I am going through my homeschooling library to see what I can part with and what I would like to keep. Sometimes it is hard to let go. The thought that I may be able to use this for Daniel is nagging me a little. But I am weeding through it slowly. I made it through history and science so far. I have some on the religion shelf that I will probably offer up (I've already done some, but know there is more). I also have to go through the myriad of books on the literature shelves. We've collected so many.
I am not sure about you, but I have a hard time saying no to books. I am thrilled that the kids all have some love of reading. Books become gifts for Christmas and Birthdays, special Feast Days, and even as rewards for good behavior or a job well done. My kids can "waste" time reading and often, I will find them sneaking off to a far corner of the house to read rather than do their school. The neat thing is that their reading is something that they own, and their habits and tastes reflect each of them.
Jeremy loves the fantasy fiction, as do all of the others. He can read and enjoy other genres, too, though and did enjoy Huckleberry Finn and the Scarlett Letter. Both books that I had him read for American Literature this year. Now, that is not to say that he enjoyed everything I made him read. He found Poe a bit odd and James Fenimore Cooper difficult to get through. He also did not enjoy Don Quixote last year - - thought the stories were too repetitive - - old senial man gets in trouble, his valet gets him out and then he gets into trouble again. A simplistic viewpoint I am sure! He loves the adventure, and if it has a little bit of magic or dragons in it, so much the better. As the oldest, he is constantly trying new things - - the first at many. He will be the first to get a license, the first to leave home . . . or so we think. At 16, he is realizing that he is on the cusp of something new, something exciting. The beginning of the end of his childhood and the start of adulthood. I am sure that can be both frightening and exciting at the same time. He realizes what he wants to do is almost the same as what he is able to do, if that makes sense. Just as Huck is able to tramp around the countryside, he is beginning to realize that he is able to make some of his own decisions and live with the consequences if need be.
My daughter, Andrea (13), also enjoys the fantasy fiction. Andrea's style is a bit different from that of her brothers in that she likes the "romance". I guess this appeals to teen girls - - that sense that somewhere out there is a prince or someone special for her. Someone who will understand her and need her. I get it! Isn't it everyone's desire to be loved by someone special? My problem here is that she also is enjoying some of the more popular teen fiction, of which I abhor to some extent. I've tried weeding through some of it and don't allow all of it in my home. The ones I do allow, we take time to discuss some of the more problematic elements. I am sure these books speak to teens living in today's culture and it is sad that they reflect the culture so well.
My Alex is a devourer of books.
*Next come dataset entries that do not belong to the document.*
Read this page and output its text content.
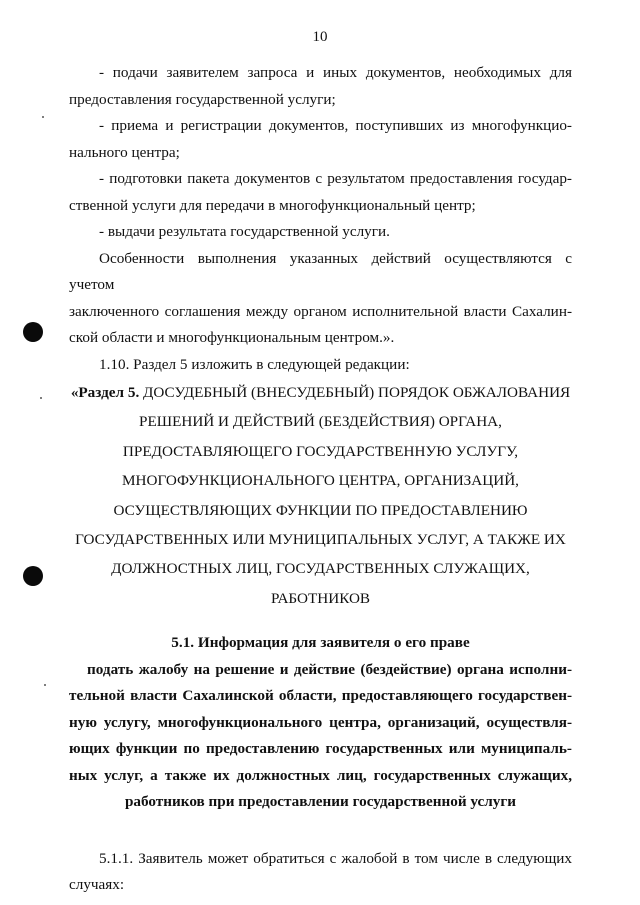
10

- подачи заявителем запроса и иных документов, необходимых для

предоставления государственной услуги;

- приема и регистрации документов, поступивших из многофункцио-

нального центра;

- подготовки пакета документов с результатом предоставления государ-

ственной услуги для передачи в многофункциональный центр;

- выдачи результата государственной услуги.

Особенности выполнения указанных действий осуществляются с учетом

заключенного соглашения между органом исполнительной власти Сахалин-

ской области и многофункциональным центром.».

1.10. Раздел 5 изложить в следующей редакции:

«Раздел 5. ДОСУДЕБНЫЙ (ВНЕСУДЕБНЫЙ) ПОРЯДОК ОБЖАЛОВАНИЯ

РЕШЕНИЙ И ДЕЙСТВИЙ (БЕЗДЕЙСТВИЯ) ОРГАНА,

ПРЕДОСТАВЛЯЮЩЕГО ГОСУДАРСТВЕННУЮ УСЛУГУ,

МНОГОФУНКЦИОНАЛЬНОГО ЦЕНТРА, ОРГАНИЗАЦИЙ,

ОСУЩЕСТВЛЯЮЩИХ ФУНКЦИИ ПО ПРЕДОСТАВЛЕНИЮ

ГОСУДАРСТВЕННЫХ ИЛИ МУНИЦИПАЛЬНЫХ УСЛУГ, А ТАКЖЕ ИХ

ДОЛЖНОСТНЫХ ЛИЦ, ГОСУДАРСТВЕННЫХ СЛУЖАЩИХ,

РАБОТНИКОВ

5.1. Информация для заявителя о его праве

подать жалобу на решение и действие (бездействие) органа исполни-

тельной власти Сахалинской области, предоставляющего государствен-

ную услугу, многофункционального центра, организаций, осуществля-

ющих функции по предоставлению государственных или муниципаль-

ных услуг, а также их должностных лиц, государственных служащих,

работников при предоставлении государственной услуги

5.1.1. Заявитель может обратиться с жалобой в том числе в следующих

случаях:
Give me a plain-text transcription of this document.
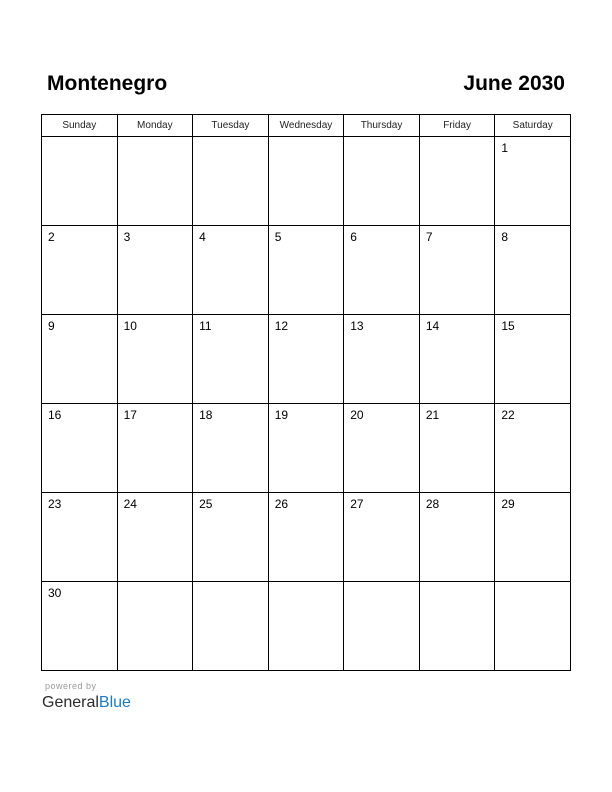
Montenegro	June 2030
Sunday	Monday	Tuesday	Wednesday	Thursday	Friday	Saturday

						1

2	3	4	5	6	7	8

9	10	11	12	13	14	15

16	17	18	19	20	21	22

23	24	25	26	27	28	29

30						

powered by
GeneralBlue
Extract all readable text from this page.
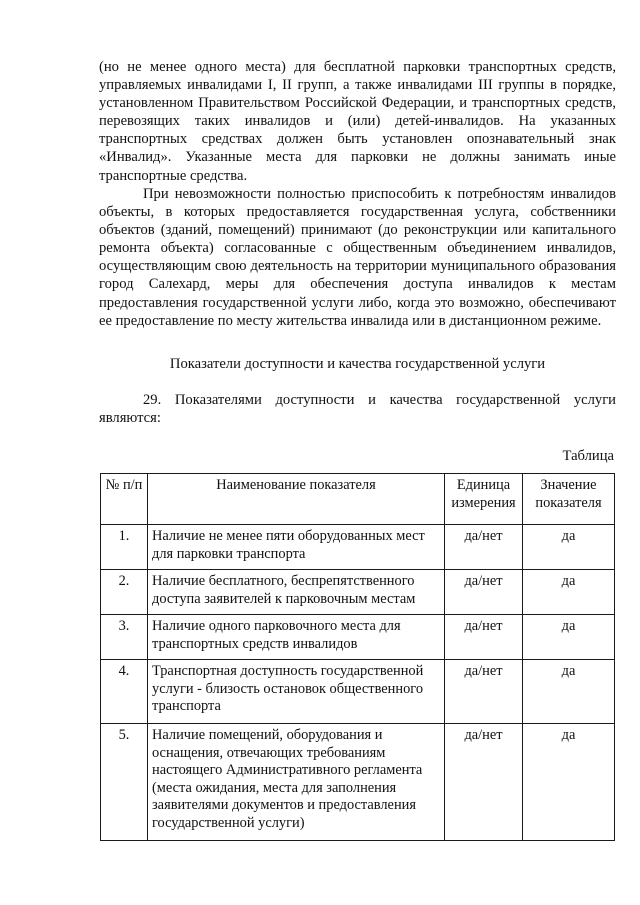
(но не менее одного места) для бесплатной парковки транспортных средств, управляемых инвалидами I, II групп, а также инвалидами III группы в порядке, установленном Правительством Российской Федерации, и транспортных средств, перевозящих таких инвалидов и (или) детей-инвалидов. На указанных транспортных средствах должен быть установлен опознавательный знак «Инвалид». Указанные места для парковки не должны занимать иные транспортные средства.

При невозможности полностью приспособить к потребностям инвалидов объекты, в которых предоставляется государственная услуга, собственники объектов (зданий, помещений) принимают (до реконструкции или капитального ремонта объекта) согласованные с общественным объединением инвалидов, осуществляющим свою деятельность на территории муниципального образования город Салехард, меры для обеспечения доступа инвалидов к местам предоставления государственной услуги либо, когда это возможно, обеспечивают ее предоставление по месту жительства инвалида или в дистанционном режиме.

Показатели доступности и качества государственной услуги

29. Показателями доступности и качества государственной услуги являются:

Таблица
№ п/п	Наименование показателя	Единица измерения	Значение показателя
1.	Наличие не менее пяти оборудованных мест для парковки транспорта	да/нет	да
2.	Наличие бесплатного, беспрепятственного доступа заявителей к парковочным местам	да/нет	да
3.	Наличие одного парковочного места для транспортных средств инвалидов	да/нет	да
4.	Транспортная доступность государственной услуги - близость остановок общественного транспорта	да/нет	да
5.	Наличие помещений, оборудования и оснащения, отвечающих требованиям настоящего Административного регламента (места ожидания, места для заполнения заявителями документов и предоставления государственной услуги)	да/нет	да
Also 13, he is the one who will read and reread books a gazillion times over until the book's cover is falling off and the binding has loosened. The others don't wish to allow him to borrow their books because of this! He enjoys a myriad of fiction, tending to the fantasy, but will also read fictional biographies, historical fiction, mystery, etc. He would rather read than watch movies sometimes, allowing his imagination to work. You will often see him listening to books on his mp3 player over and over and is the one who will always ask for a new book. Ranger's Apprentice, Eragon, The Lord of the Rings, Rick Riordan's books can all be found on his shelves or scattered about his room. I often wonder what he thinks about when he reads.
And then there is Jenna - - at 10, she still enjoys the Little House books. She also enjoys other historical fiction and some of the "dime store paperback" series that have become popular, both from my days and beyond - - Nancy Drew, Babysitter's Club, etc. She often reenacts the Little House books, dressing up and playing with dolls. She will make up beds for her dolls and have "teas" in the playset in the yard. She will pick wild onions and flowers, creating a world for herself and her dolls. She welcomes anyone who wishes to join her into this world, and sometimes hoping for that bossom friend to come along, as Anne of Green Gables would say. I would keep her this way if I could!
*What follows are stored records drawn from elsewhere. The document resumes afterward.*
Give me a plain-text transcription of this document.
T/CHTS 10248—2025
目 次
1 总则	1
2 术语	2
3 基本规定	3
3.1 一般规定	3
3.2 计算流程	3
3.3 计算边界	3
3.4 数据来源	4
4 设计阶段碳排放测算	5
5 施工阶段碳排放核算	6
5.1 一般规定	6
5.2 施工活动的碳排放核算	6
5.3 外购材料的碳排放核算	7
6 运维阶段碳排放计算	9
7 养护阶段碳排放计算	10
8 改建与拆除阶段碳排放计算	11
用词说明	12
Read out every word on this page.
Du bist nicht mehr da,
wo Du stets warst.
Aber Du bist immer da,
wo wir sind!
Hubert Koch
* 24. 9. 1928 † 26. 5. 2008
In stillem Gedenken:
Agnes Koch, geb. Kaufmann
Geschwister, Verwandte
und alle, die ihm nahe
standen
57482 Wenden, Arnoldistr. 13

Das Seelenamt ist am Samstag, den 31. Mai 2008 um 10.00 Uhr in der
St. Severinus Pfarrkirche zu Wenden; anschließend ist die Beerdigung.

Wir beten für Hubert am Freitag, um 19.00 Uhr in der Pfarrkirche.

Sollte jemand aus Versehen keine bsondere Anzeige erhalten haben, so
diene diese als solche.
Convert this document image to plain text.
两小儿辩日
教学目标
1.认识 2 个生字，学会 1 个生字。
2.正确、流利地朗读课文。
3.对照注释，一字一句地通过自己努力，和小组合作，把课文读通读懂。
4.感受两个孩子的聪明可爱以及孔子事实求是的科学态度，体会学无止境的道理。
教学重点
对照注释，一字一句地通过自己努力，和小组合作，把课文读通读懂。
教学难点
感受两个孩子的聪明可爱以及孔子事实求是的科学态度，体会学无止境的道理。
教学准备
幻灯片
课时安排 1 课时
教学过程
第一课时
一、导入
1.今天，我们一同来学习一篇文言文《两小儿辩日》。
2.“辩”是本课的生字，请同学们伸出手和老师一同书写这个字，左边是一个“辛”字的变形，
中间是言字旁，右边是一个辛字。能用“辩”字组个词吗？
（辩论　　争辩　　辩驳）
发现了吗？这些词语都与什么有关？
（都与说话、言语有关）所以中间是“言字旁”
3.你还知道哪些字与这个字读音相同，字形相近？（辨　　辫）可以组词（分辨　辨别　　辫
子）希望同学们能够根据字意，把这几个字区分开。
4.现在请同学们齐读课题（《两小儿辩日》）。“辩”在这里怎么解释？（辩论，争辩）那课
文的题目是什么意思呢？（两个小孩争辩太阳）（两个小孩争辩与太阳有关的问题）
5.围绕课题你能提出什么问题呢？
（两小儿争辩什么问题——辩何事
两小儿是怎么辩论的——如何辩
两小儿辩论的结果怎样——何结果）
I am sure there is twaddle, as Charlotte Mason would call it, among our books - - and I am sure we don't adhere to the philosophy that for every "new" book you read, read an old book, but it gives me comfort to see my kids curled up with a book every now and then. And, in my joy, it doesn't bother me if the kids sneak staying up late to read by a flashlight. I remember doing that every now and then, too. And while I am thrilled they are reading, I always try to maintain some sort of interest in what they are reading and to try and point them to good books when I can.